Conservatives "close to the White House ... may be coming on board, but there's a serious disconnect between the grass tops and the grass roots," he adds.
"There is a sense among grass-roots conservatives that we fought too hard to settle for someone who is at best a stealth nominee, not on the record on core conservative issues," says Steve Elliott, president of grassfire.org, a conservative network based in Iowa that claims 1 million supporters on issues from banning abortion and low taxes to securing borders.
"We put a lot into the Bush presidency. He promised us someone like [Clarence] Thomas and [Antonin] Scalia. He backed away from what I think would have been a winnable fight," he adds.
But the sharpest darts against the nominee are coming from conservative and libertarian intellectuals, dismayed that Bush did not use the opportunity of this key vacancy to nominate a legal scholar like Reagan nominee Robert Bork, whose failed nomination in 1987 set off the court battles in the Senate.
In a headline that captured the gloom in many of the Capitol's conservative headquarters this week, William Kristol, editor of the Weekly Standard, headlined his reaction to the Miers nomination: "Disappointed, Depressed and Demoralized." His choice of Miers reflects a combination of "cronyism and capitulation on the part of the president," he writes.
"The right is deeply split on this," says Roger Pilon of the Cato Institute, a libertarian think tank. "The choice is a reflection of Bush's weakness. He is squandering this opportunity on a nominee who has no record that remotely equips her for the Supreme Court."
What concerns the intellectuals isn't just how reliable a vote the nominee will be on a set of issues, including abortion. They want to see someone equipped to do battle over constitutional principles - effective enough to change the balance on the courts.
Many recall the promises of previous Republican presidents that nominees would be faithful to conservative ideals, but fell short. This time, they're looking for proof.
"This nomination turns on the question of trust. The division among conservative groups and individuals is between those willing to trust the president and take his word that Harriet Miers is at least acceptable to them - and maybe a little better than that - and those that are not," says John Green, a political scientist at the University of Akron, in Ohio.
"Social conservatives are somewhat easier for the president to bring along, because what's important to them isn't constitutional principles, it's outcomes such as abortion or single-sex marriage," he adds.
In the run-up to this week's announcement, Mr. Weyrich says he and other conservative leaders were given a list of three potential nominees, including Miers, and asked whether they had anything against them. "Based on their records," he had objections for two on the list. But for Miers, "we didn't know anything about her.

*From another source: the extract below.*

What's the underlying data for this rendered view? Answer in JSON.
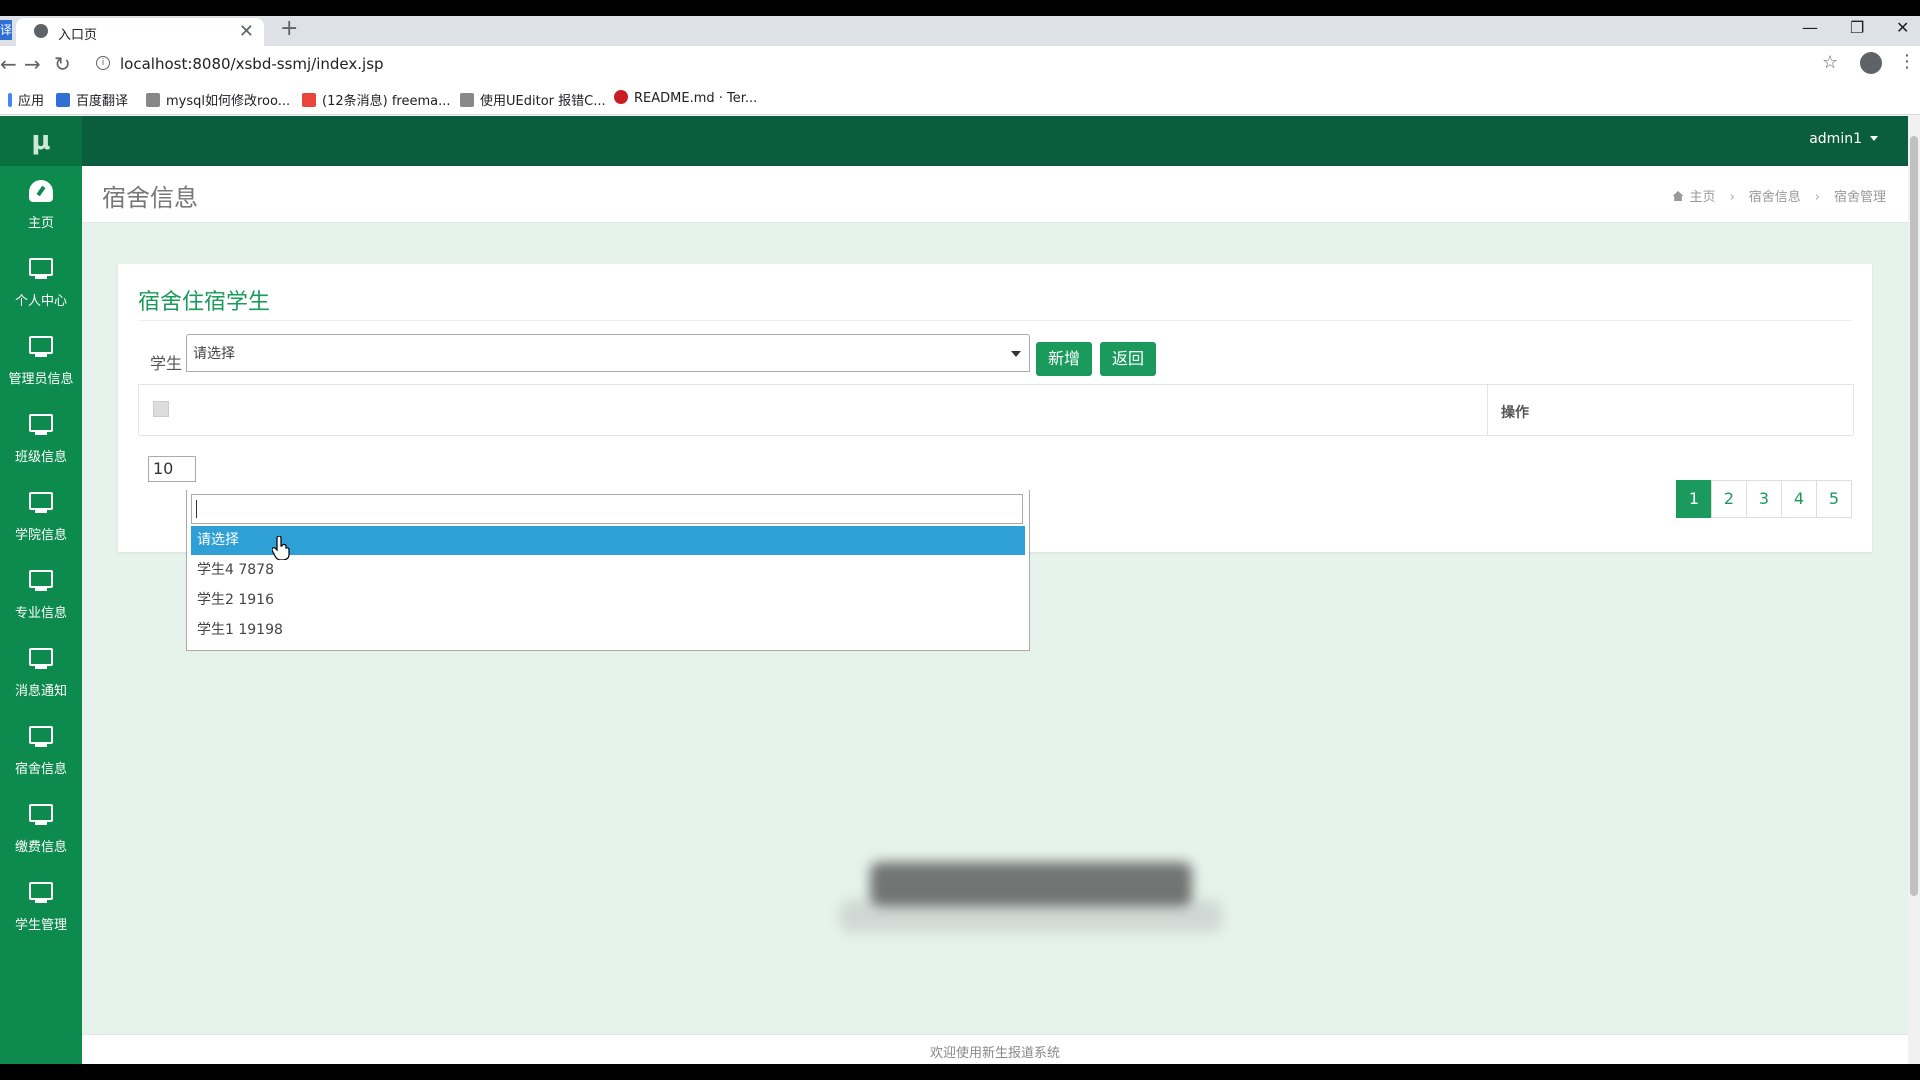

Nobody knew where she was coming from, so we couldn't tell them anything," he says.
That's why this week's outcry from conservatives over this nomination surprised the White House and its supporters, who had prepared talking points for an assault by the left.
"They've been trained by media consultants on how to deal with the left, but it's the right that's most disgusted with this nominee. They're having to adjust," says Mr. Miranda.